Ian gained an honours degree in Applied Zoology with Agriculture and a PhD in insecticide resistance, both from Reading University. He went on to work for many years in research and consultancy, mostly in transport technology, helping national governments and the European Commission explore innovative ways of managing demand for road transport. During this time he also created and ran a series of businesses, latterly consulting on the role of corporate purpose in business performance. He is a former Fellow of the Royal Entomological Society, Member of the Chartered Institute of Logistics and Transport, and Fellow of the Institute of Consulting.

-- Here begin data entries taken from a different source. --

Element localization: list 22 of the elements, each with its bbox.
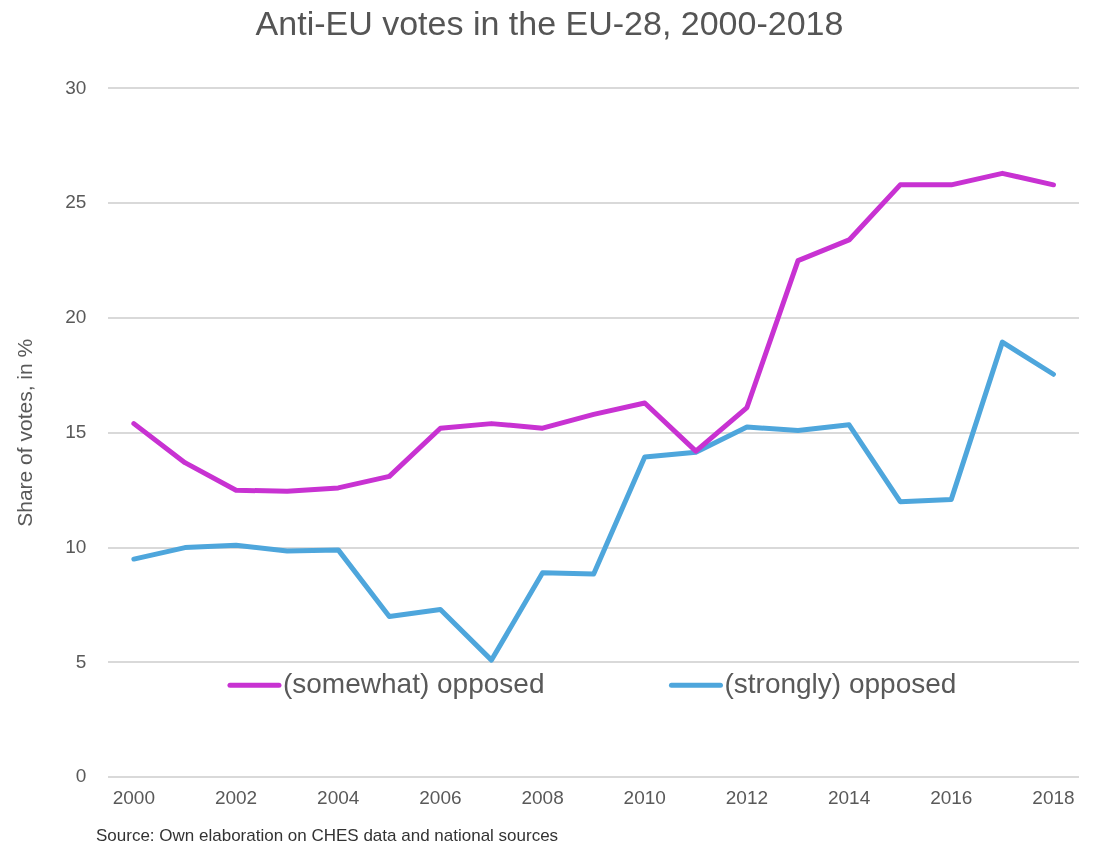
x-tick-label: 2014: [827, 786, 871, 808]
source-note: Source: Own elaboration on CHES data and national sources: [96, 826, 559, 846]
y-tick-label: 20: [65, 306, 87, 328]
x-tick-label: 2002: [214, 786, 258, 808]
x-tick-label: 2010: [623, 786, 666, 808]
y-axis-title: Share of votes, in %: [13, 338, 37, 527]
y-tick-label: 30: [65, 76, 87, 98]
legend-label: (somewhat) opposed: [282, 667, 545, 699]
x-tick-label: 2008: [521, 786, 564, 808]
x-tick-label: 2012: [725, 786, 769, 808]
chart-title: Anti-EU votes in the EU-28, 2000-2018: [254, 4, 845, 43]
y-tick-label: 10: [65, 535, 87, 557]
x-tick-label: 2006: [419, 786, 462, 808]
legend-label: (strongly) opposed: [724, 667, 957, 699]
y-tick-label: 15: [65, 421, 87, 443]
y-tick-label: 25: [65, 191, 87, 213]
x-tick-label: 2016: [930, 786, 973, 808]
x-tick-label: 2000: [112, 786, 156, 808]
y-tick-label: 0: [75, 765, 87, 787]
x-tick-label: 2004: [317, 786, 360, 808]
y-tick-label: 5: [75, 650, 87, 672]
x-tick-label: 2018: [1032, 786, 1075, 808]
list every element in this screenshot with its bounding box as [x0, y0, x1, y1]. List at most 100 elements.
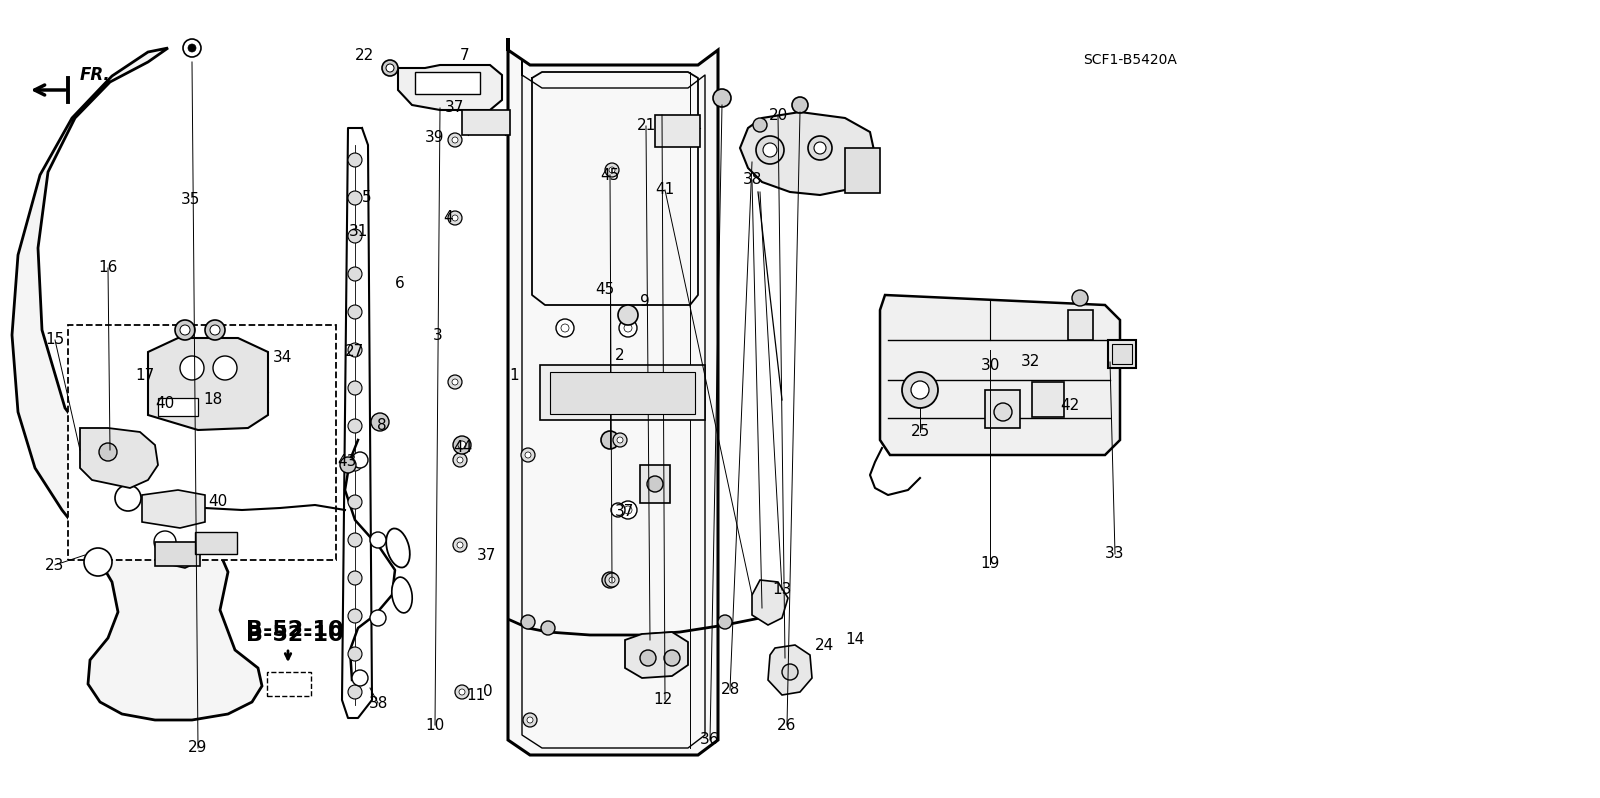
- Bar: [1107, 340, 1136, 368]
- Circle shape: [179, 356, 205, 380]
- Text: 27: 27: [346, 345, 365, 360]
- Circle shape: [349, 191, 362, 205]
- Text: 14: 14: [845, 633, 864, 647]
- Circle shape: [453, 379, 458, 385]
- Circle shape: [213, 356, 237, 380]
- Text: 38: 38: [742, 172, 762, 188]
- Bar: [1069, 310, 1093, 340]
- Polygon shape: [462, 110, 510, 135]
- Circle shape: [458, 441, 466, 449]
- Circle shape: [867, 154, 877, 162]
- Circle shape: [646, 476, 662, 492]
- Text: 31: 31: [349, 224, 368, 239]
- Circle shape: [814, 142, 826, 154]
- Circle shape: [624, 506, 632, 514]
- Ellipse shape: [392, 577, 413, 613]
- Polygon shape: [768, 645, 813, 695]
- Circle shape: [619, 319, 637, 337]
- Text: 23: 23: [45, 558, 64, 572]
- Circle shape: [867, 176, 877, 184]
- Circle shape: [562, 324, 570, 332]
- Text: 10: 10: [426, 717, 445, 733]
- Circle shape: [371, 413, 389, 431]
- Bar: [640, 465, 670, 503]
- Text: 21: 21: [637, 118, 656, 133]
- Bar: [67, 325, 336, 560]
- Circle shape: [453, 453, 467, 467]
- Text: 15: 15: [45, 333, 64, 347]
- Circle shape: [458, 542, 462, 548]
- Circle shape: [718, 615, 733, 629]
- Circle shape: [205, 320, 226, 340]
- Circle shape: [285, 680, 293, 688]
- Circle shape: [613, 433, 627, 447]
- Circle shape: [618, 437, 622, 443]
- Text: 13: 13: [773, 583, 792, 598]
- Polygon shape: [739, 112, 875, 195]
- Bar: [155, 542, 200, 566]
- Polygon shape: [147, 338, 269, 430]
- Circle shape: [382, 60, 398, 76]
- Circle shape: [349, 609, 362, 623]
- Text: 37: 37: [477, 548, 496, 563]
- Circle shape: [994, 403, 1013, 421]
- Circle shape: [557, 319, 574, 337]
- Polygon shape: [509, 38, 718, 755]
- Text: 1: 1: [509, 368, 518, 382]
- Text: 36: 36: [701, 733, 720, 748]
- Circle shape: [99, 443, 117, 461]
- Text: 45: 45: [595, 282, 614, 298]
- Text: 11: 11: [466, 688, 486, 702]
- Circle shape: [453, 538, 467, 552]
- Circle shape: [714, 89, 731, 107]
- Polygon shape: [80, 428, 158, 488]
- Circle shape: [602, 431, 619, 449]
- Circle shape: [458, 457, 462, 463]
- Circle shape: [349, 495, 362, 509]
- Circle shape: [522, 615, 534, 629]
- Text: 17: 17: [136, 368, 155, 382]
- Circle shape: [454, 685, 469, 699]
- Circle shape: [349, 381, 362, 395]
- Text: 22: 22: [354, 49, 374, 64]
- Text: 39: 39: [426, 131, 445, 145]
- Text: 33: 33: [1106, 547, 1125, 562]
- Circle shape: [349, 153, 362, 167]
- Circle shape: [370, 532, 386, 548]
- Circle shape: [349, 533, 362, 547]
- Text: 44: 44: [453, 440, 472, 455]
- Text: 35: 35: [181, 192, 200, 207]
- Circle shape: [154, 531, 176, 553]
- Circle shape: [349, 419, 362, 433]
- Circle shape: [605, 163, 619, 177]
- Polygon shape: [626, 632, 688, 678]
- Circle shape: [541, 621, 555, 635]
- Text: 3: 3: [434, 327, 443, 342]
- Text: 2: 2: [614, 347, 626, 362]
- Polygon shape: [13, 48, 262, 720]
- Circle shape: [349, 647, 362, 661]
- Text: B-52-10: B-52-10: [246, 625, 344, 645]
- Text: 38: 38: [368, 696, 387, 710]
- Circle shape: [902, 372, 938, 408]
- Text: 32: 32: [1021, 354, 1040, 369]
- Circle shape: [83, 548, 112, 576]
- Circle shape: [349, 685, 362, 699]
- Circle shape: [808, 136, 832, 160]
- Circle shape: [526, 717, 533, 723]
- Circle shape: [174, 320, 195, 340]
- Circle shape: [453, 215, 458, 221]
- Text: 24: 24: [814, 638, 834, 653]
- Circle shape: [349, 229, 362, 243]
- Circle shape: [525, 452, 531, 458]
- Circle shape: [523, 713, 538, 727]
- Bar: [1032, 382, 1064, 417]
- Circle shape: [850, 176, 858, 184]
- Circle shape: [349, 571, 362, 585]
- Text: 37: 37: [445, 101, 464, 116]
- Text: 19: 19: [981, 556, 1000, 571]
- Circle shape: [352, 670, 368, 686]
- Text: 4: 4: [443, 211, 453, 226]
- Text: 30: 30: [981, 358, 1000, 373]
- Circle shape: [624, 324, 632, 332]
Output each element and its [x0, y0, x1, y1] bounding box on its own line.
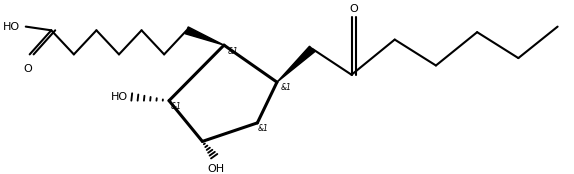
Text: O: O [349, 4, 358, 14]
Text: OH: OH [208, 164, 224, 174]
Text: HO: HO [3, 22, 20, 32]
Text: &1: &1 [281, 83, 292, 92]
Text: HO: HO [111, 92, 128, 102]
Text: O: O [24, 64, 32, 74]
Text: &1: &1 [257, 124, 268, 133]
Text: &1: &1 [228, 47, 239, 56]
Polygon shape [277, 46, 315, 82]
Polygon shape [185, 27, 224, 45]
Text: &1: &1 [171, 102, 182, 111]
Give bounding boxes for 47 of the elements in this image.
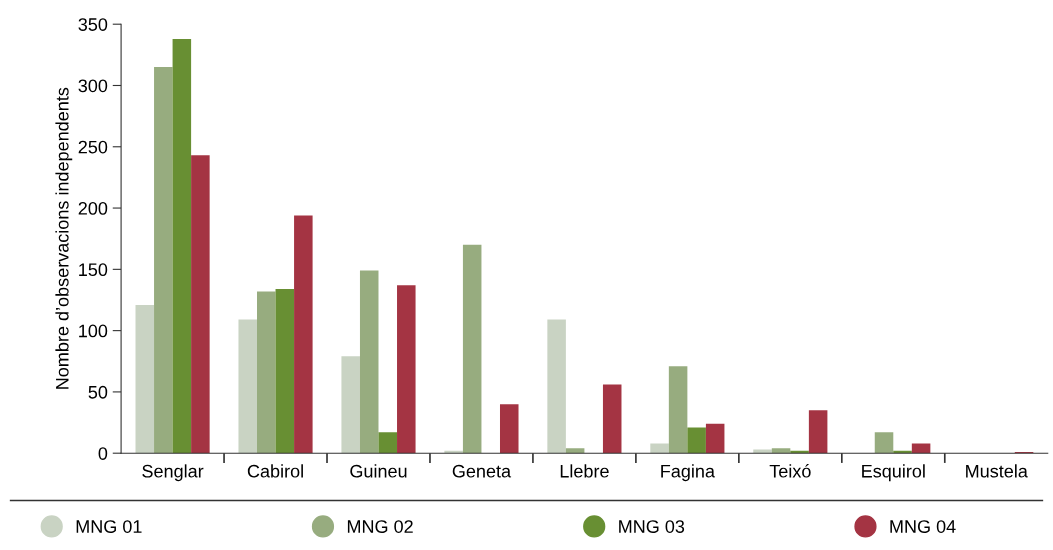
x-tick-label: Esquirol — [862, 464, 925, 482]
bar — [911, 443, 931, 454]
bar — [294, 215, 313, 454]
bar — [359, 270, 379, 454]
bar — [257, 291, 276, 454]
bar — [238, 319, 257, 454]
bar — [172, 38, 192, 454]
x-tick-label: Fagina — [661, 464, 715, 482]
x-tick-label: Teixó — [769, 464, 811, 478]
bar — [275, 288, 295, 454]
x-tick-label: Llebre — [560, 464, 609, 478]
bar — [874, 432, 894, 454]
bar — [154, 67, 173, 454]
bar — [705, 423, 725, 454]
bar — [462, 244, 482, 454]
legend-label: MNG 03 — [619, 520, 685, 533]
bar — [135, 304, 155, 454]
bar — [378, 432, 398, 454]
bar — [687, 427, 706, 454]
legend-label: MNG 04 — [890, 520, 956, 533]
y-tick-label: 150 — [79, 263, 108, 277]
y-tick-label: 300 — [78, 79, 108, 93]
bar — [341, 356, 360, 454]
legend-label: MNG 01 — [76, 520, 142, 533]
x-tick-label: Senglar — [142, 464, 204, 482]
x-tick-label: Geneta — [452, 464, 512, 478]
bar — [602, 384, 622, 454]
bar — [499, 404, 519, 454]
bar — [808, 410, 828, 454]
y-tick-label: 50 — [88, 385, 108, 399]
y-tick-label: 350 — [78, 18, 108, 31]
bar — [547, 319, 566, 454]
bar — [397, 285, 416, 454]
y-tick-label: 100 — [79, 324, 108, 338]
bar — [565, 448, 585, 454]
x-tick-label: Mustela — [966, 464, 1028, 478]
bar — [191, 155, 210, 454]
bar — [650, 443, 669, 454]
legend-label: MNG 02 — [347, 520, 413, 533]
x-tick-label: Guineu — [350, 464, 407, 478]
x-tick-label: Cabirol — [247, 464, 303, 478]
y-tick-label: 250 — [78, 140, 108, 154]
y-axis-title: Nombre d’observacions independents — [55, 87, 73, 389]
bar — [668, 366, 688, 454]
y-tick-label: 0 — [98, 447, 108, 460]
bar — [771, 448, 791, 454]
y-tick-label: 200 — [78, 201, 108, 215]
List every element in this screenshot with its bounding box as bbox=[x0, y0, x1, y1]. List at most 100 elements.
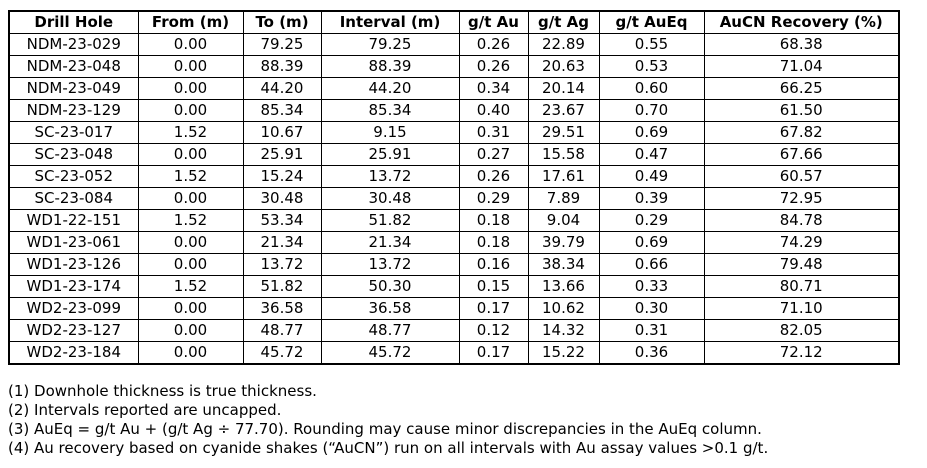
cell-gt-aueq: 0.29 bbox=[598, 209, 705, 232]
cell-from-m: 0.00 bbox=[137, 187, 244, 210]
cell-from-m: 0.00 bbox=[137, 297, 244, 320]
cell-drill-hole: NDM-23-049 bbox=[8, 77, 139, 100]
table-row: SC-23-048 0.00 25.91 25.91 0.27 15.58 0.47 67.6… bbox=[8, 143, 900, 166]
table-row: WD1-22-151 1.52 53.34 51.82 0.18 9.04 0.29 84.7… bbox=[8, 209, 900, 232]
table-row: NDM-23-029 0.00 79.25 79.25 0.26 22.89 0.55 68.… bbox=[8, 33, 900, 56]
cell-interval-m: 44.20 bbox=[320, 77, 460, 100]
footnote-1: (1) Downhole thickness is true thickness… bbox=[8, 382, 317, 400]
table-row: SC-23-052 1.52 15.24 13.72 0.26 17.61 0.49 60.5… bbox=[8, 165, 900, 188]
cell-gt-aueq: 0.55 bbox=[598, 33, 705, 56]
table-row: WD2-23-184 0.00 45.72 45.72 0.17 15.22 0.36 72.… bbox=[8, 341, 900, 365]
cell-aucn-recovery: 84.78 bbox=[703, 209, 900, 232]
cell-interval-m: 25.91 bbox=[320, 143, 460, 166]
cell-gt-aueq: 0.33 bbox=[598, 275, 705, 298]
cell-drill-hole: WD1-23-126 bbox=[8, 253, 139, 276]
cell-interval-m: 50.30 bbox=[320, 275, 460, 298]
cell-to-m: 51.82 bbox=[242, 275, 322, 298]
column-header-from-m: From (m) bbox=[137, 10, 244, 34]
cell-drill-hole: WD2-23-127 bbox=[8, 319, 139, 342]
cell-gt-au: 0.18 bbox=[458, 209, 529, 232]
cell-gt-aueq: 0.47 bbox=[598, 143, 705, 166]
cell-drill-hole: NDM-23-129 bbox=[8, 99, 139, 122]
cell-interval-m: 45.72 bbox=[320, 341, 460, 365]
cell-aucn-recovery: 79.48 bbox=[703, 253, 900, 276]
cell-drill-hole: SC-23-084 bbox=[8, 187, 139, 210]
cell-drill-hole: WD1-23-174 bbox=[8, 275, 139, 298]
cell-to-m: 30.48 bbox=[242, 187, 322, 210]
cell-from-m: 0.00 bbox=[137, 253, 244, 276]
cell-gt-ag: 7.89 bbox=[527, 187, 600, 210]
cell-from-m: 1.52 bbox=[137, 165, 244, 188]
cell-gt-aueq: 0.69 bbox=[598, 121, 705, 144]
column-header-interval-m: Interval (m) bbox=[320, 10, 460, 34]
cell-drill-hole: SC-23-017 bbox=[8, 121, 139, 144]
cell-interval-m: 21.34 bbox=[320, 231, 460, 254]
table-row: NDM-23-049 0.00 44.20 44.20 0.34 20.14 0.60 66.… bbox=[8, 77, 900, 100]
cell-gt-ag: 39.79 bbox=[527, 231, 600, 254]
cell-gt-ag: 38.34 bbox=[527, 253, 600, 276]
table-row: NDM-23-048 0.00 88.39 88.39 0.26 20.63 0.53 71.… bbox=[8, 55, 900, 78]
cell-drill-hole: NDM-23-029 bbox=[8, 33, 139, 56]
table-row: SC-23-084 0.00 30.48 30.48 0.29 7.89 0.39 72.95 bbox=[8, 187, 900, 210]
cell-gt-au: 0.26 bbox=[458, 55, 529, 78]
cell-to-m: 44.20 bbox=[242, 77, 322, 100]
cell-interval-m: 79.25 bbox=[320, 33, 460, 56]
cell-gt-aueq: 0.66 bbox=[598, 253, 705, 276]
cell-gt-au: 0.16 bbox=[458, 253, 529, 276]
cell-interval-m: 51.82 bbox=[320, 209, 460, 232]
footnote-3: (3) AuEq = g/t Au + (g/t Ag ÷ 77.70). Ro… bbox=[8, 420, 762, 438]
cell-gt-au: 0.26 bbox=[458, 165, 529, 188]
column-header-gt-au: g/t Au bbox=[458, 10, 529, 34]
cell-interval-m: 88.39 bbox=[320, 55, 460, 78]
cell-gt-au: 0.17 bbox=[458, 297, 529, 320]
cell-gt-ag: 15.22 bbox=[527, 341, 600, 365]
cell-aucn-recovery: 67.82 bbox=[703, 121, 900, 144]
cell-gt-aueq: 0.69 bbox=[598, 231, 705, 254]
cell-gt-aueq: 0.53 bbox=[598, 55, 705, 78]
cell-gt-aueq: 0.60 bbox=[598, 77, 705, 100]
cell-drill-hole: SC-23-052 bbox=[8, 165, 139, 188]
cell-interval-m: 13.72 bbox=[320, 253, 460, 276]
cell-to-m: 15.24 bbox=[242, 165, 322, 188]
cell-interval-m: 30.48 bbox=[320, 187, 460, 210]
cell-drill-hole: WD1-23-061 bbox=[8, 231, 139, 254]
table-row: NDM-23-129 0.00 85.34 85.34 0.40 23.67 0.70 61.… bbox=[8, 99, 900, 122]
cell-gt-aueq: 0.49 bbox=[598, 165, 705, 188]
footnotes: (1) Downhole thickness is true thickness… bbox=[8, 382, 927, 458]
cell-to-m: 48.77 bbox=[242, 319, 322, 342]
cell-to-m: 36.58 bbox=[242, 297, 322, 320]
cell-drill-hole: SC-23-048 bbox=[8, 143, 139, 166]
cell-aucn-recovery: 72.95 bbox=[703, 187, 900, 210]
cell-drill-hole: WD2-23-184 bbox=[8, 341, 139, 365]
cell-gt-ag: 17.61 bbox=[527, 165, 600, 188]
cell-gt-ag: 20.63 bbox=[527, 55, 600, 78]
cell-gt-aueq: 0.39 bbox=[598, 187, 705, 210]
cell-from-m: 0.00 bbox=[137, 231, 244, 254]
cell-interval-m: 36.58 bbox=[320, 297, 460, 320]
cell-gt-au: 0.17 bbox=[458, 341, 529, 365]
cell-drill-hole: NDM-23-048 bbox=[8, 55, 139, 78]
cell-from-m: 0.00 bbox=[137, 341, 244, 365]
column-header-drill-hole: Drill Hole bbox=[8, 10, 139, 34]
cell-gt-au: 0.34 bbox=[458, 77, 529, 100]
footnote-4: (4) Au recovery based on cyanide shakes … bbox=[8, 439, 769, 457]
cell-aucn-recovery: 80.71 bbox=[703, 275, 900, 298]
cell-interval-m: 13.72 bbox=[320, 165, 460, 188]
cell-gt-au: 0.12 bbox=[458, 319, 529, 342]
cell-gt-au: 0.26 bbox=[458, 33, 529, 56]
cell-to-m: 79.25 bbox=[242, 33, 322, 56]
column-header-to-m: To (m) bbox=[242, 10, 322, 34]
table-row: WD1-23-061 0.00 21.34 21.34 0.18 39.79 0.69 74.… bbox=[8, 231, 900, 254]
cell-from-m: 0.00 bbox=[137, 55, 244, 78]
cell-gt-ag: 29.51 bbox=[527, 121, 600, 144]
cell-gt-au: 0.29 bbox=[458, 187, 529, 210]
column-header-gt-ag: g/t Ag bbox=[527, 10, 600, 34]
cell-from-m: 1.52 bbox=[137, 275, 244, 298]
column-header-gt-aueq: g/t AuEq bbox=[598, 10, 705, 34]
table-row: WD1-23-174 1.52 51.82 50.30 0.15 13.66 0.33 80.… bbox=[8, 275, 900, 298]
table-row: WD1-23-126 0.00 13.72 13.72 0.16 38.34 0.66 79.… bbox=[8, 253, 900, 276]
cell-gt-ag: 13.66 bbox=[527, 275, 600, 298]
cell-aucn-recovery: 67.66 bbox=[703, 143, 900, 166]
cell-aucn-recovery: 66.25 bbox=[703, 77, 900, 100]
cell-aucn-recovery: 61.50 bbox=[703, 99, 900, 122]
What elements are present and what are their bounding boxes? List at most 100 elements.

In 2018 Ian gained a Masters in Sustainability from Anglia Ruskin University, completing a dissertation project on farmer identity and its relationship to pro-environmental behaviour. Subsequently he joined the RSPB to lead a research study into farmer attitudes to wildlife friendly farming and agri-environment scheme engagement. Currently he is helping to research cultural ecosystem services provided by the Celtic Rainforests of Wales as part of an EU-LIFE funded environmental restoration programme.

Linda Wood

Profile picture of Linda Wood

Linda is Director and Founder of Change The Law Ltd which was set up in 2004. It is a company limited by guarantee.  The company works to contribute to the observance throughout the world of human rights as set out in the “Universal Declaration of Human Rights” (UDHR). She works to promote human rights as set out in the UDHR and subsequent United Nations conventions and declarations and in regional codes of human rights which incorporate the rights contained in the UDHR and those subsequent conventions and declarations, throughout the world. From 2012 she has been providing consultancy to business around the UN Guiding Principles on human rights and working closely with organisations such as the Foreign & Commonwealth Office.

Linda is progressing some of the global challenges of embedding business and human rights into law and business practice. This includes, where possible, all of the Sustainable Development Goals.